Azure Data Lake Gen 2 Firewall - SQL Data Warehouse

If you are using SQL Data Warehouse with Polybase tables backed by Azure Data Lake Gen 2 without a firewall enabled, you are at risk. There are a few steps to get it work properly. See how in this article.

Azure Data Lake Gen 2 Firewall - SQL Data Warehouse

If you were to ask your resident DBA if it was ok if you hosted your SQL Data Warehouse on the wide open internet, I don't think you'd have to guess what he would say. If you're leveraging Polybase against your Azure Data Lake Gen 2 without a firewall enabled, you're essentially doing the same thing.

The first step to adding the firewall is to head on over to your Azure Storage Account and navigate to the Firewall and virtual Networks link. Ensure you select "Allow Access from: Selected networks". Now you need to select the checkbox that says "Allow trusted Microsoft to access this storage account." Ensure you click the save button to apply your changes.

Trusted Microsoft Services Exception

Azure SQL Server (including Azure SQL Data Warehouse) IS a trusted Microsoft resource, however there are some additional steps you need take in order for this to function properly.

  1. Register your Azure SQL Server with Azure Active Directory. If you have an existing SQL Server, you can use this script (exclude braces{} below):
Connect-AzAccount 
Select-AzSubscription -SubscriptionId {your subscriptionId}
Set-AzSqlServer -ResourceGroupName {your RG Name} -ServerName {your sql server name} -AssignIdentity

2. Have someone with Owner permission apply the "Storage Blob Data Contributor" to the SQL Server that was registered in the previous step.

3. Create the master key for the SQL Data Warehouse if you have not yet already done so:

CREATE MASTER KEY [ENCRYPTION BY PASSWORD = 'your password'];

4. This one is SUPER critical: Create a database scoped credential with the exact identity "Managed Service Identity"
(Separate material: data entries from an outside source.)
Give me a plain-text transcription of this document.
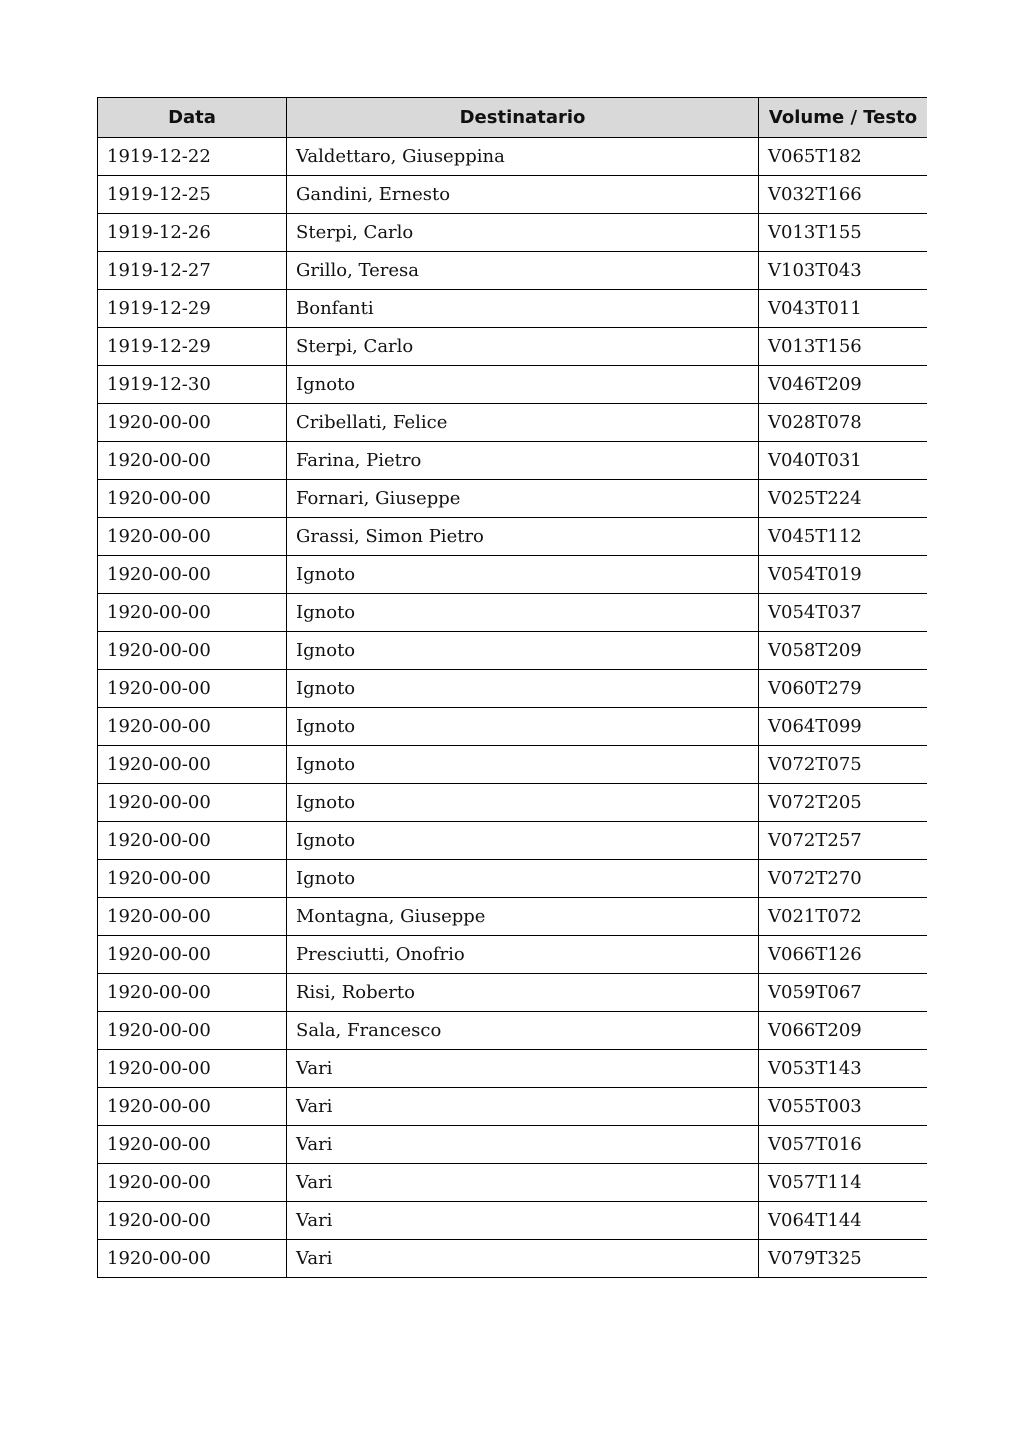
Data	Destinatario	Volume / Testo
1919-12-22	Valdettaro, Giuseppina	V065T182
1919-12-25	Gandini, Ernesto	V032T166
1919-12-26	Sterpi, Carlo	V013T155
1919-12-27	Grillo, Teresa	V103T043
1919-12-29	Bonfanti	V043T011
1919-12-29	Sterpi, Carlo	V013T156
1919-12-30	Ignoto	V046T209
1920-00-00	Cribellati, Felice	V028T078
1920-00-00	Farina, Pietro	V040T031
1920-00-00	Fornari, Giuseppe	V025T224
1920-00-00	Grassi, Simon Pietro	V045T112
1920-00-00	Ignoto	V054T019
1920-00-00	Ignoto	V054T037
1920-00-00	Ignoto	V058T209
1920-00-00	Ignoto	V060T279
1920-00-00	Ignoto	V064T099
1920-00-00	Ignoto	V072T075
1920-00-00	Ignoto	V072T205
1920-00-00	Ignoto	V072T257
1920-00-00	Ignoto	V072T270
1920-00-00	Montagna, Giuseppe	V021T072
1920-00-00	Presciutti, Onofrio	V066T126
1920-00-00	Risi, Roberto	V059T067
1920-00-00	Sala, Francesco	V066T209
1920-00-00	Vari	V053T143
1920-00-00	Vari	V055T003
1920-00-00	Vari	V057T016
1920-00-00	Vari	V057T114
1920-00-00	Vari	V064T144
1920-00-00	Vari	V079T325
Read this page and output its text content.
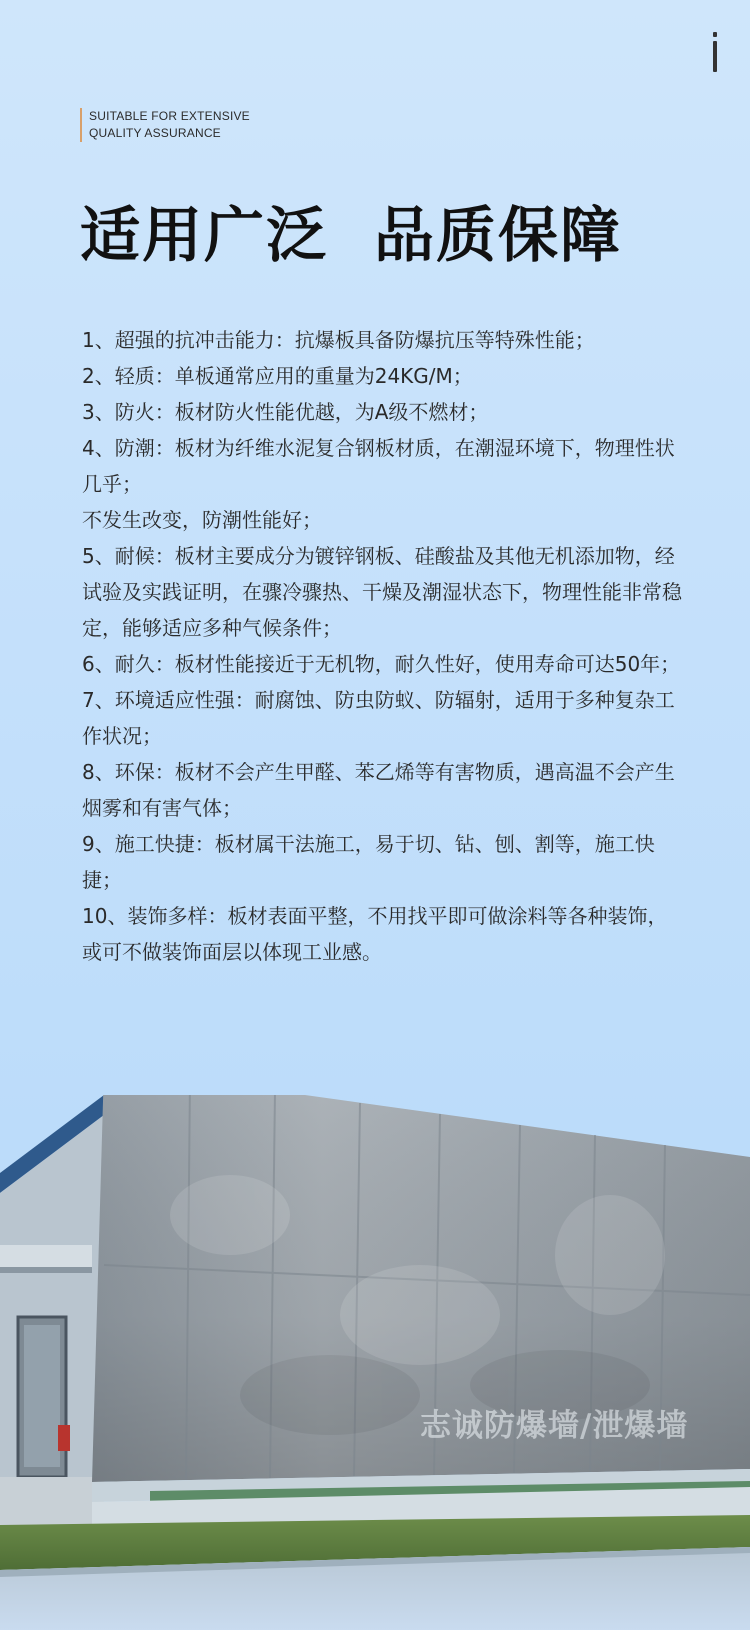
SUITABLE FOR EXTENSIVE
QUALITY ASSURANCE
适用广泛 品质保障
1、超强的抗冲击能力：抗爆板具备防爆抗压等特殊性能；
2、轻质：单板通常应用的重量为24KG/M；
3、防火：板材防火性能优越，为A级不燃材；
4、防潮：板材为纤维水泥复合钢板材质，在潮湿环境下，物理性状几乎；
不发生改变，防潮性能好；
5、耐候：板材主要成分为镀锌钢板、硅酸盐及其他无机添加物，经试验及实践证明，在骤冷骤热、干燥及潮湿状态下，物理性能非常稳定，能够适应多种气候条件；
6、耐久：板材性能接近于无机物，耐久性好，使用寿命可达50年；
7、环境适应性强：耐腐蚀、防虫防蚁、防辐射，适用于多种复杂工作状况；
8、环保：板材不会产生甲醛、苯乙烯等有害物质，遇高温不会产生烟雾和有害气体；
9、施工快捷：板材属干法施工，易于切、钻、刨、割等，施工快捷；
10、装饰多样：板材表面平整，不用找平即可做涂料等各种装饰，或可不做装饰面层以体现工业感。
志诚防爆墙/泄爆墙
CREATE DATABASE SCOPED CREDENTIAL msi_cred WITH IDENTITY = 'Managed Service Identity';

5. Create your external data source using Polybase. Ensure the credential you specify matches the credential above.

CREATE EXTERNAL DATA SOURCE ext_datasource_with_abfss WITH (TYPE = hadoop, LOCATION = 'abfss://yourfile@mystorageaccount.dfs.core.windows.net', CREDENTIAL = msi_cred);

At this point, you should be able to query your Polybase external tables with the firewall enabled!